Она не искала смерти. Она искала хоть какого-то чувства, кроме леденящей пустоты. Острые лезвия оставляли на коже тонкие, яркие полосы, и на секунду пустота отступала, сменяясь жгучим, понятным ощущением. А потом возвращалась, ещё гуще.
Она перестала есть. Еда вызывала отвращение. Тело, всегда бывшее лёгким и подтянутым, начало стремительно терять массу. Кости проступили под кожей, став хрупким каркасом для измученной души. Она не смотрела в зеркало, но чувствовала это — каждое выступающее ребро, каждую впадину на щеке.

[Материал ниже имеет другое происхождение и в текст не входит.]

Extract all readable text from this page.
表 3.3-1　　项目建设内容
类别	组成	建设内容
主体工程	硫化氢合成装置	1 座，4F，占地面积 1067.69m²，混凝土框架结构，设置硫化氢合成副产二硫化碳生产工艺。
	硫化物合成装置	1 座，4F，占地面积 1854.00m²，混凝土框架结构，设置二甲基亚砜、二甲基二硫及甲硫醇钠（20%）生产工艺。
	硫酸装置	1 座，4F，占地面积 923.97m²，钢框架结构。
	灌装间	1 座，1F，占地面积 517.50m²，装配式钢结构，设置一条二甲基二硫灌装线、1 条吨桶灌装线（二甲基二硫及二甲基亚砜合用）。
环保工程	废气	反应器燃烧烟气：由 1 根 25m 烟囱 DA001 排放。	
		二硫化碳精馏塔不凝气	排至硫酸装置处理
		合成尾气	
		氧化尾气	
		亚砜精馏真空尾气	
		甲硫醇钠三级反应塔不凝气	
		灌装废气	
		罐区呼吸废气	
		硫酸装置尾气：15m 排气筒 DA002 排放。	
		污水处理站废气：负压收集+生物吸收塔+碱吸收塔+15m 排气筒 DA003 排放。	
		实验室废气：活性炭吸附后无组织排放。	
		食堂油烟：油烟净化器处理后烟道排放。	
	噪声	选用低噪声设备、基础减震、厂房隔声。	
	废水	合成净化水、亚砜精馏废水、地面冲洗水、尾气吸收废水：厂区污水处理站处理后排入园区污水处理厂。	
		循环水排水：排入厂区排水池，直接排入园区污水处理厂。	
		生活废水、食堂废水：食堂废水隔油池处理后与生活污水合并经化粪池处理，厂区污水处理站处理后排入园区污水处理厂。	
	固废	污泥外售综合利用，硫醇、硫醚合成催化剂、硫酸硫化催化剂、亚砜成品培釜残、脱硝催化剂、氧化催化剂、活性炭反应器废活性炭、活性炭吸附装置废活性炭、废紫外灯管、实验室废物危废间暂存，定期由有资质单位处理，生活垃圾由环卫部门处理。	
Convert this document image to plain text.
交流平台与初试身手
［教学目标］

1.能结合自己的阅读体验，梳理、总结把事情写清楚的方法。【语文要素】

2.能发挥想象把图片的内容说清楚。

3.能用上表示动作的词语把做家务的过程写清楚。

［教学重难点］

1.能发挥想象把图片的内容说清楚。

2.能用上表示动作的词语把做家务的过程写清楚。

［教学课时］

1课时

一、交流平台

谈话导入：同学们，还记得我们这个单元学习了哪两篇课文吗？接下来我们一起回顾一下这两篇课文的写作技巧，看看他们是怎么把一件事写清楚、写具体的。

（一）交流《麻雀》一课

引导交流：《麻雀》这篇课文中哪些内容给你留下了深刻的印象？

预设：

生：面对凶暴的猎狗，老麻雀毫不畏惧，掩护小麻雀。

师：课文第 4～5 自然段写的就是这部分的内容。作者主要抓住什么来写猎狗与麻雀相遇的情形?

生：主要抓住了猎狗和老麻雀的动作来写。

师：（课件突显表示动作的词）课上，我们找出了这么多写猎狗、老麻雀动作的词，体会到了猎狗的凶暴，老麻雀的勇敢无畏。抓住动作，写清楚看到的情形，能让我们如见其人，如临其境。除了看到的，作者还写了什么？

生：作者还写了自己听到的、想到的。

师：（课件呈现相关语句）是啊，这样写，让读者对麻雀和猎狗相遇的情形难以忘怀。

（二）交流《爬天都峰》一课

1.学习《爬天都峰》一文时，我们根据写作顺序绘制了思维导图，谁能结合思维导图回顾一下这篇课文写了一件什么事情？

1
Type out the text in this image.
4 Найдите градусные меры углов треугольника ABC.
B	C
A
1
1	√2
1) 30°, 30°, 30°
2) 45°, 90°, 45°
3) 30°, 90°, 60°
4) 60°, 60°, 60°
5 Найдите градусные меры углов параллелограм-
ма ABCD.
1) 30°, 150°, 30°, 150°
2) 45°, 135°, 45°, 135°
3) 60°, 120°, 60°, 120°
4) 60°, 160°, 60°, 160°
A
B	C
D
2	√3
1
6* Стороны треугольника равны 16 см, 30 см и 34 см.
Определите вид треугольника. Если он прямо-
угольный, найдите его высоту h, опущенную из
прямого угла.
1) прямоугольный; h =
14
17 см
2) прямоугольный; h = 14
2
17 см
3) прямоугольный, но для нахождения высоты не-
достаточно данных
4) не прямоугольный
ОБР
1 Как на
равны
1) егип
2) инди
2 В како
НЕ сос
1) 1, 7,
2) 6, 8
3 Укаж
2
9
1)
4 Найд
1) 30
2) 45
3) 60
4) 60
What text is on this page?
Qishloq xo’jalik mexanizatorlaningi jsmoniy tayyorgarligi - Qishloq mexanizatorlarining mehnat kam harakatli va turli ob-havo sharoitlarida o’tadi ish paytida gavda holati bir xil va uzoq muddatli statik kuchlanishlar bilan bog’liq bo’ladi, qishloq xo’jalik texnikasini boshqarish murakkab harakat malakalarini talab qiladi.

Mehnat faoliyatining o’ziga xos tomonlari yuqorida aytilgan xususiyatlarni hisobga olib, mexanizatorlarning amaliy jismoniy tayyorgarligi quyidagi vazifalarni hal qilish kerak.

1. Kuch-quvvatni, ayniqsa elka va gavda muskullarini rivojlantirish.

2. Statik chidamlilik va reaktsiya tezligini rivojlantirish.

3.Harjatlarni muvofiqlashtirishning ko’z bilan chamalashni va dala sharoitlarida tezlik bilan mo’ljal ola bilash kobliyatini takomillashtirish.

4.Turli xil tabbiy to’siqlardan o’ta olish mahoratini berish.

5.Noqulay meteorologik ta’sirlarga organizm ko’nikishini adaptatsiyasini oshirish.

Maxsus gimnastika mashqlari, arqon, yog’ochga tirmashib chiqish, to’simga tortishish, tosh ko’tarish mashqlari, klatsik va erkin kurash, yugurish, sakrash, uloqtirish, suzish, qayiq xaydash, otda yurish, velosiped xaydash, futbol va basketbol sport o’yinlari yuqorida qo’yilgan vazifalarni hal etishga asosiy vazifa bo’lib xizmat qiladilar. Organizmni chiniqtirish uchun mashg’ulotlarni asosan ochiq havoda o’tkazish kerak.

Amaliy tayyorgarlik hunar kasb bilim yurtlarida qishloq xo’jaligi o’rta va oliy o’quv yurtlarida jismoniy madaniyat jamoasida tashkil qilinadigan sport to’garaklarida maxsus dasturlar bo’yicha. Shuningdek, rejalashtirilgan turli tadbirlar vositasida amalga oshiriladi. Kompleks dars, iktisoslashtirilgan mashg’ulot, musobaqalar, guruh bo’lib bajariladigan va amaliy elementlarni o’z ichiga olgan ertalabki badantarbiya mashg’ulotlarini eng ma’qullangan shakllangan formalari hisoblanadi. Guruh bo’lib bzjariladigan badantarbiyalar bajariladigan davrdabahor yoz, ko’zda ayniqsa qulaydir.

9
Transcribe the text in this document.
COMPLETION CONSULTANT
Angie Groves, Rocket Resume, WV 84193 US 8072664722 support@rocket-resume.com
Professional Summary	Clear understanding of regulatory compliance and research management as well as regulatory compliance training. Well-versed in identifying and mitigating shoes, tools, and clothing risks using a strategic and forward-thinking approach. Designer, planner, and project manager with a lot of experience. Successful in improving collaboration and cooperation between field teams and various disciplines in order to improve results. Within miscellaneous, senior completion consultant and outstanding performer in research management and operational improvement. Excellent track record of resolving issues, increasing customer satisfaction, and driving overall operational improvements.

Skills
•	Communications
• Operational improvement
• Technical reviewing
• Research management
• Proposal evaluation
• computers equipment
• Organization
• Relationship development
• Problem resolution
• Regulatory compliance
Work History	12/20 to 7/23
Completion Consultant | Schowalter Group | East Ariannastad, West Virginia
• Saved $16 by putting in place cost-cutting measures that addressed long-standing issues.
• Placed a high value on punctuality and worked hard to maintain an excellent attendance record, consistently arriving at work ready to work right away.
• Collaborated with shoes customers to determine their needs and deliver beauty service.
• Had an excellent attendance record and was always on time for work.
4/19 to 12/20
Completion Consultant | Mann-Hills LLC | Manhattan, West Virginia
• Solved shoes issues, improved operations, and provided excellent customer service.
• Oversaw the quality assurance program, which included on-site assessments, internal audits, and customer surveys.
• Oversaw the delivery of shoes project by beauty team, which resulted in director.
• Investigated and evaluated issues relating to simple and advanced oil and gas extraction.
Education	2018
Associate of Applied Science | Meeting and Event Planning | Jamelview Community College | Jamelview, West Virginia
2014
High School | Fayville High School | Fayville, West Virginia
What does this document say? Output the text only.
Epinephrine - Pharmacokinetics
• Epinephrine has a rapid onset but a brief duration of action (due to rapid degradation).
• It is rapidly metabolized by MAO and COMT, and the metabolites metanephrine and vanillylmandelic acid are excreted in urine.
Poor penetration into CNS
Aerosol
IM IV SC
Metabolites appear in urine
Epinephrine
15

В тот вечер было особенно тихо. И особенно пусто. В голове не осталось ни одной строчки, ни одной мысли, только густой, давящий туман. Руки действовали сами, на автомате, совершая знакомые, почти ритуальные движения. Боль была далёкой, как сквозь слой ваты. А потом... потом силы покинули её окончательно. Сознание поплыло, мир сузился до точки. Она скользнула на холодный пол ванной, прислонившись к бортику. В глазах темнело. Где-то на периферии сознания мелькала мысль, что, наверное, это конец. И это было... спокойно.
---
Глеб нашёл её через три дня отчаянных поисков. Ему позвонила встревоженная Карина, сказав, что Настя месяц назад вскользь упомянула район. Этого было мало, но он использовал все связи, все возможности. Когда он вломился в дверь (соседи вызвали полицию, но один вид знаменитого лица и дикого отчаяния в его глазах остановил их), в квартире стояла могильная тишина и запах затхлости.
Дверь в ванную была приоткрыта. Свет горел.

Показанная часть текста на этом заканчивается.